- Directed by: Kamal
- Produced by: Sanjay
- Starring: Daniel Balaji; Preethi Das; Anoop Kumar;
- Cinematography: G. Kanakaraj
- Edited by: R. T. Annadurai
- Music by: Agastya Praveen Savi (1 song)
- Production company: Entertainment Unlimited
- Distributed by: Star Studio Release
- Release date: 14 March 2014;
- Running time: 160 minutes
- Country: India
- Language: Tamil

= Marumugam =

2014 Indian film by Kamal

Marumugam is a 2014 Indian Tamil-language psychological thriller directed by Kamal and starring Daniel Balaji, Preethi Das, and Anoop Kumar.

== Plot ==
Mayazhagan, a clay sculptor, kills women who are attracted to him. He uses their bodies to model his clay sculptures. He falls in love with Radhika, who is in love with Ram. Mayazhagan gets engaged to Radhika. When he learns about Radhika's love affair, he decides to kill her. Whether or not Radhika escapes and reunites with Ram form the rest of the story.

== Production ==
The film is directed by Kamal, who previously wrote the story and screenplay for the Malaysian Tamil film 12 Hours. He previously worked under Aabavanan and R. Aravindraj and this film marks his directorial debut. The film began production in early 2012. The film is produced by Subramaniam's Sanjay, who works with imported furniture. The songs are scored by guitarist Agastya, who worked on several Telugu-language films. He was signed after he showed Subramaniam his songs from a Telugu film. Daniel Balaji was cast to play a serial killer. This film marks the second time he plays the lead role after Muthirai (2009). Newcomer Preethi Das was signed to portray a 12th standard student. Anoop Kumar, who played one of the leads in Chikku Bukku, was brought in to play Preethi Das's lover. His character is that of a romantic hero. Kumar did several risky stunts for his character. The film was shot in Kodaikanal, where two songs were shot, and one song was shot in the Tamil Nadu and Kerala border.

== Soundtrack ==
All the songs were composed by Agastya except for "Nee Illatha Vazhkai", which was composed by Praveen Savi. K. S. Ravikumar, Manivannan and Aabavanan attended the audio release function.

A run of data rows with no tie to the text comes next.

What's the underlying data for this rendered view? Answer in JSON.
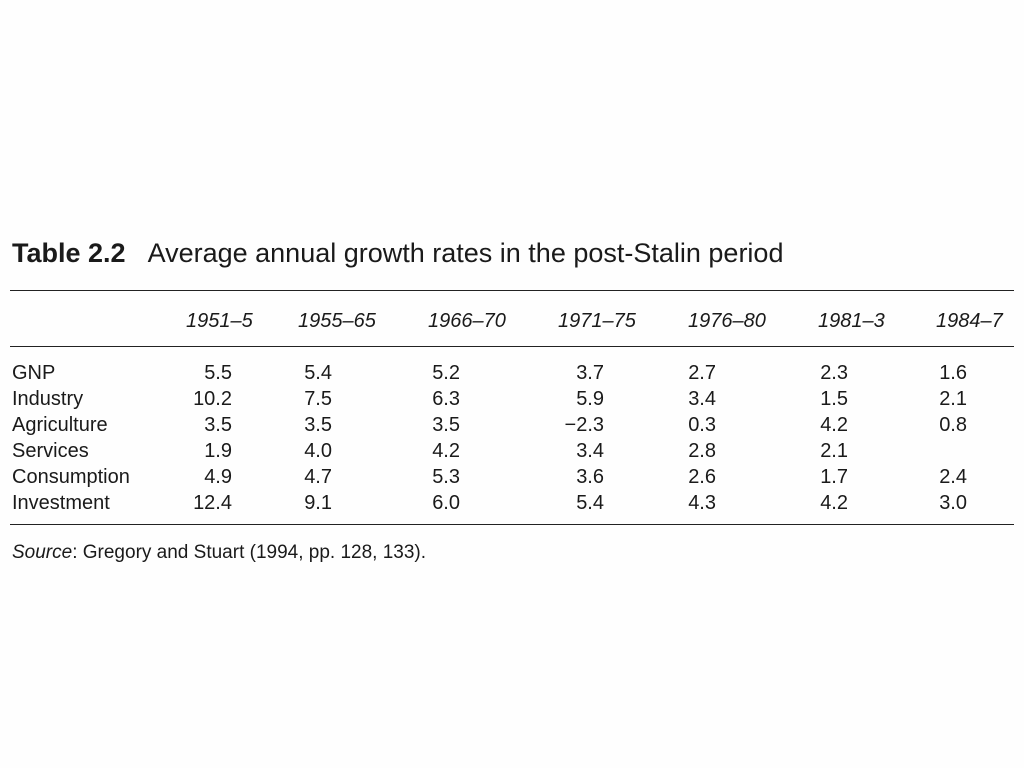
{
  "table": {
    "label": "Table 2.2",
    "title": "Average annual growth rates in the post-Stalin period",
    "columns": [
      "1951–5",
      "1955–65",
      "1966–70",
      "1971–75",
      "1976–80",
      "1981–3",
      "1984–7"
    ],
    "rows": [
      {
        "name": "GNP",
        "values": [
          "5.5",
          "5.4",
          "5.2",
          "3.7",
          "2.7",
          "2.3",
          "1.6"
        ]
      },
      {
        "name": "Industry",
        "values": [
          "10.2",
          "7.5",
          "6.3",
          "5.9",
          "3.4",
          "1.5",
          "2.1"
        ]
      },
      {
        "name": "Agriculture",
        "values": [
          "3.5",
          "3.5",
          "3.5",
          "−2.3",
          "0.3",
          "4.2",
          "0.8"
        ]
      },
      {
        "name": "Services",
        "values": [
          "1.9",
          "4.0",
          "4.2",
          "3.4",
          "2.8",
          "2.1",
          ""
        ]
      },
      {
        "name": "Consumption",
        "values": [
          "4.9",
          "4.7",
          "5.3",
          "3.6",
          "2.6",
          "1.7",
          "2.4"
        ]
      },
      {
        "name": "Investment",
        "values": [
          "12.4",
          "9.1",
          "6.0",
          "5.4",
          "4.3",
          "4.2",
          "3.0"
        ]
      }
    ]
  },
  "source": {
    "label": "Source",
    "text": ": Gregory and Stuart (1994, pp. 128, 133)."
  }
}
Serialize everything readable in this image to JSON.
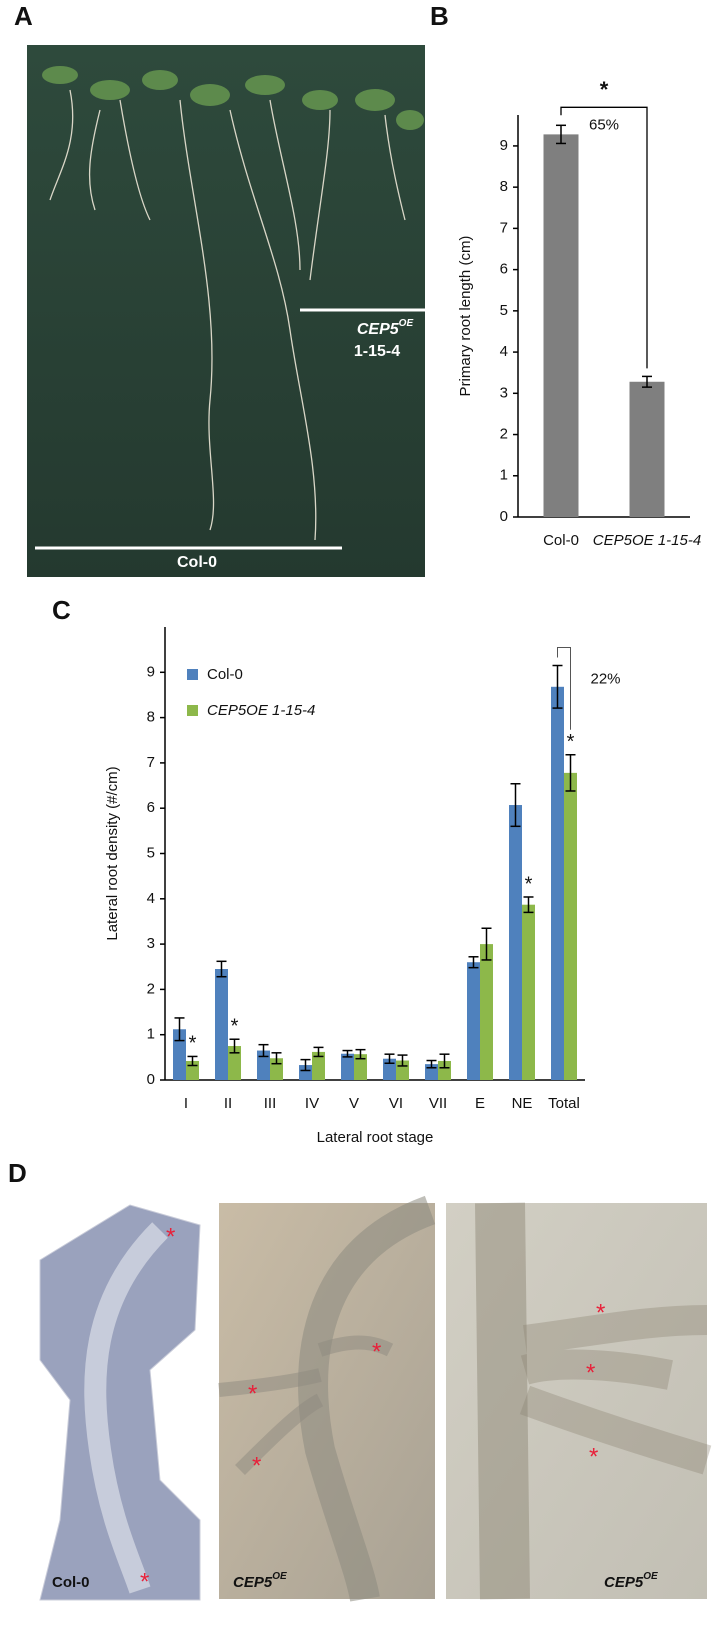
{
  "panels": {
    "a": {
      "letter": "A",
      "line_label": "CEP5",
      "line_superscript": "OE",
      "line_allele": "1-15-4",
      "control_label": "Col-0"
    },
    "b": {
      "letter": "B"
    },
    "c": {
      "letter": "C"
    },
    "d": {
      "letter": "D",
      "images": [
        {
          "label": "Col-0",
          "superscript": null
        },
        {
          "label": "CEP5",
          "superscript": "OE"
        },
        {
          "label": "CEP5",
          "superscript": "OE"
        }
      ]
    }
  },
  "chart_data": [
    {
      "type": "bar",
      "y_label": "Primary root length (cm)",
      "categories": [
        "Col-0",
        "CEP5OE 1-15-4"
      ],
      "values": [
        9.28,
        3.28
      ],
      "errors": [
        0.22,
        0.13
      ],
      "color": "#7f7f7f",
      "ylim": [
        0,
        9.75
      ],
      "yticks": [
        0,
        1,
        2,
        3,
        4,
        5,
        6,
        7,
        8,
        9
      ],
      "significance_label": "*",
      "difference_label": "65%"
    },
    {
      "type": "grouped_bar",
      "x_label": "Lateral root stage",
      "y_label": "Lateral root density (#/cm)",
      "categories": [
        "I",
        "II",
        "III",
        "IV",
        "V",
        "VI",
        "VII",
        "E",
        "NE",
        "Total"
      ],
      "series": [
        {
          "name": "Col-0",
          "color": "#4f81bd",
          "values": [
            1.12,
            2.45,
            0.65,
            0.33,
            0.58,
            0.47,
            0.35,
            2.6,
            6.07,
            8.68
          ],
          "errors": [
            0.25,
            0.17,
            0.13,
            0.12,
            0.07,
            0.1,
            0.08,
            0.12,
            0.47,
            0.47
          ]
        },
        {
          "name": "CEP5OE 1-15-4",
          "color": "#8db84a",
          "values": [
            0.42,
            0.75,
            0.48,
            0.62,
            0.57,
            0.43,
            0.42,
            3.0,
            3.87,
            6.78
          ],
          "errors": [
            0.1,
            0.15,
            0.12,
            0.1,
            0.1,
            0.12,
            0.15,
            0.35,
            0.17,
            0.4
          ],
          "significant": [
            true,
            true,
            false,
            false,
            false,
            false,
            false,
            false,
            true,
            true
          ]
        }
      ],
      "ylim": [
        0,
        10
      ],
      "yticks": [
        0,
        1,
        2,
        3,
        4,
        5,
        6,
        7,
        8,
        9
      ],
      "legend": "top-left",
      "significance_label": "*",
      "difference_label": "22%"
    }
  ]
}
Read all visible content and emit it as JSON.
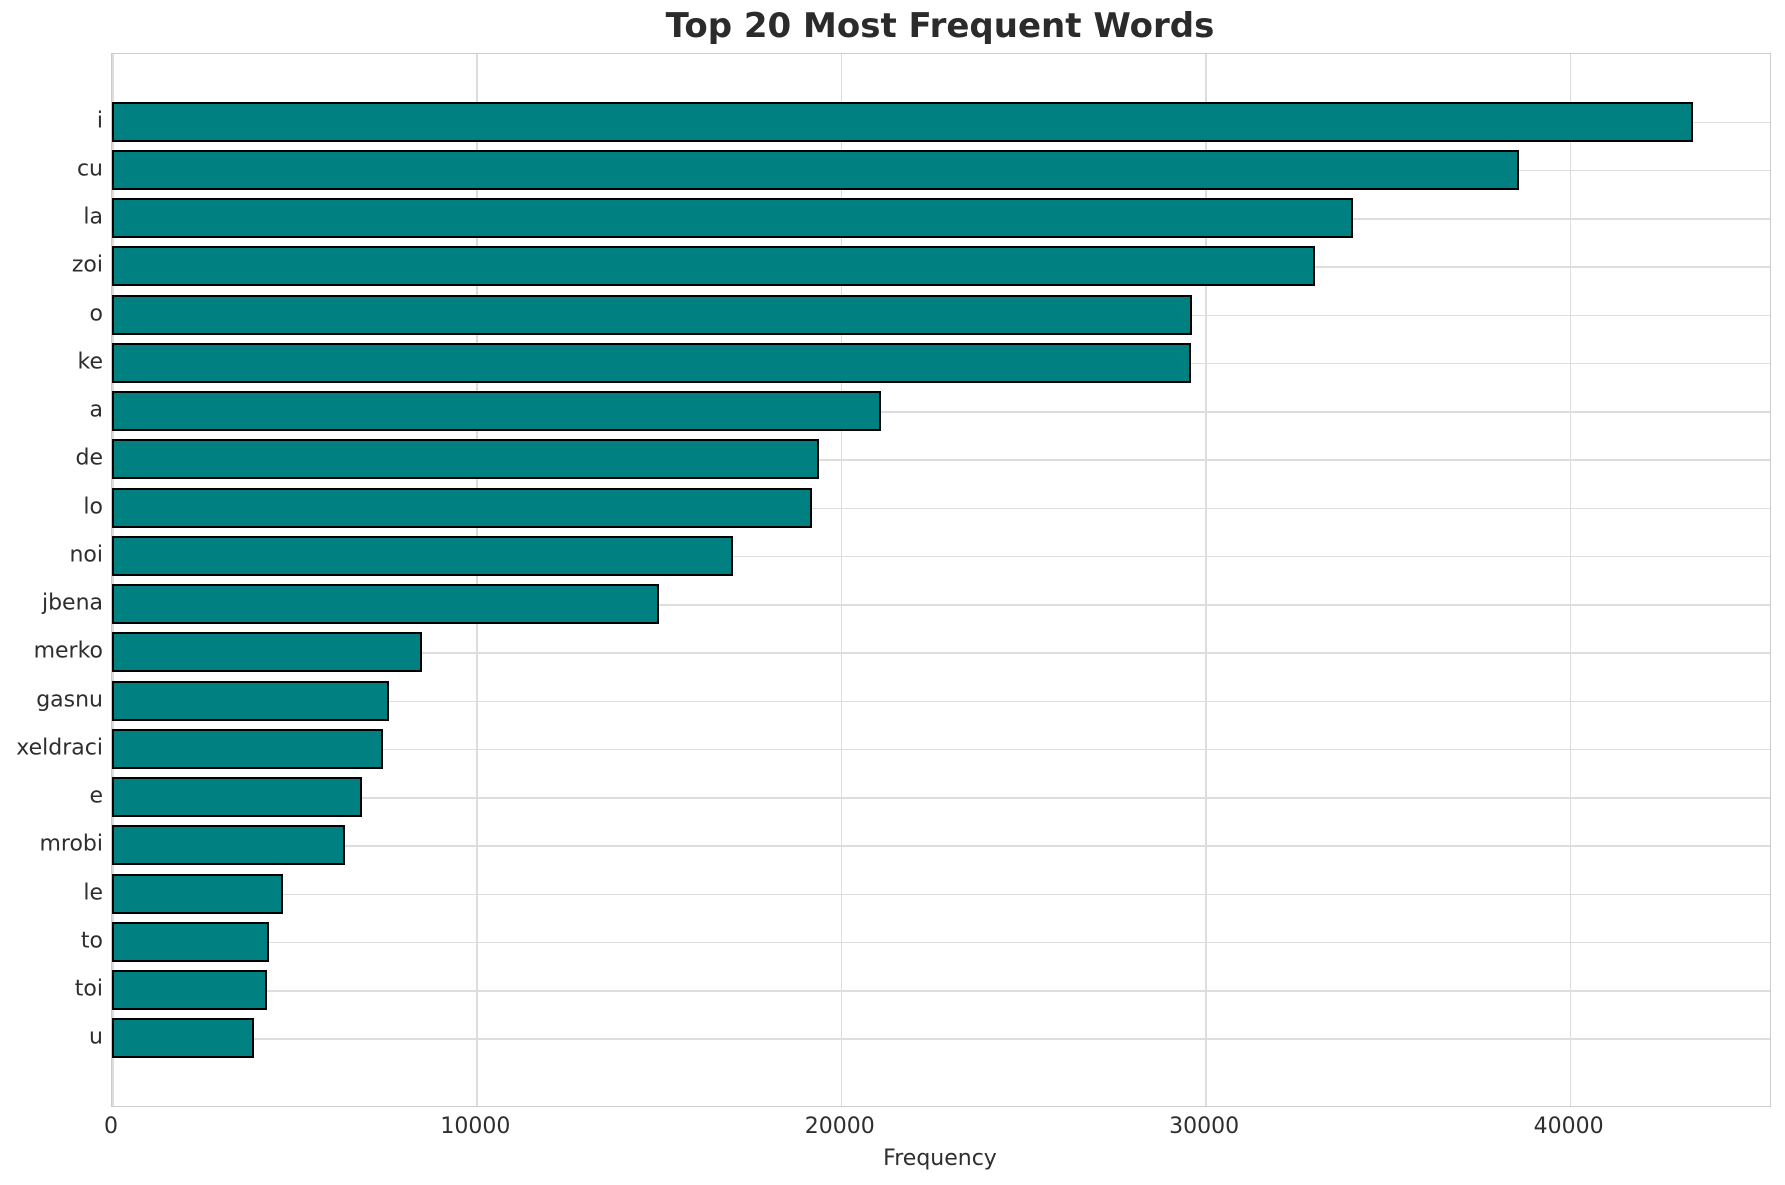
{
  "chart_data": {
    "type": "bar",
    "orientation": "horizontal",
    "title": "Top 20 Most Frequent Words",
    "xlabel": "Frequency",
    "ylabel": "",
    "categories": [
      "i",
      "cu",
      "la",
      "zoi",
      "o",
      "ke",
      "a",
      "de",
      "lo",
      "noi",
      "jbena",
      "merko",
      "gasnu",
      "xeldraci",
      "e",
      "mrobi",
      "le",
      "to",
      "toi",
      "u"
    ],
    "values": [
      43400,
      38600,
      34050,
      33000,
      29650,
      29600,
      21100,
      19400,
      19200,
      17050,
      15000,
      8500,
      7600,
      7450,
      6850,
      6400,
      4700,
      4300,
      4250,
      3900
    ],
    "xlim": [
      0,
      45500
    ],
    "xticks": [
      0,
      10000,
      20000,
      30000,
      40000
    ],
    "grid": true,
    "legend": "none",
    "bar_color": "#008080",
    "bar_edge_color": "#000000",
    "grid_color": "#dddddd",
    "spine_color": "#cccccc",
    "text_color": "#2e2e2e"
  }
}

| Song | Singer | Lyricist |
| "Kuru Kuru Kannale" | Saindhavi | Eknath |
| "Kattre Kadhal Kattre" | Agastya |
| "Kathadi Kattukule" | Ranina Reddy |
| "Boom Boom" | Belliraj, Chinmayi |
| "Nee Illatha Vazhkai" | Praveen Savi, Ranina Reddy | Praveen Savi |

== Release ==
The Times of India gave the film a rating of one out of five stars and wrote that " The only appreciable thing here is the title credits sequence, which captures the vibe of lurid pulp thrillers, something that the film tragically fails to realize". A critic from Maalai Malar praised Daniel Balaji's acting, the screenplay, and the cinematography.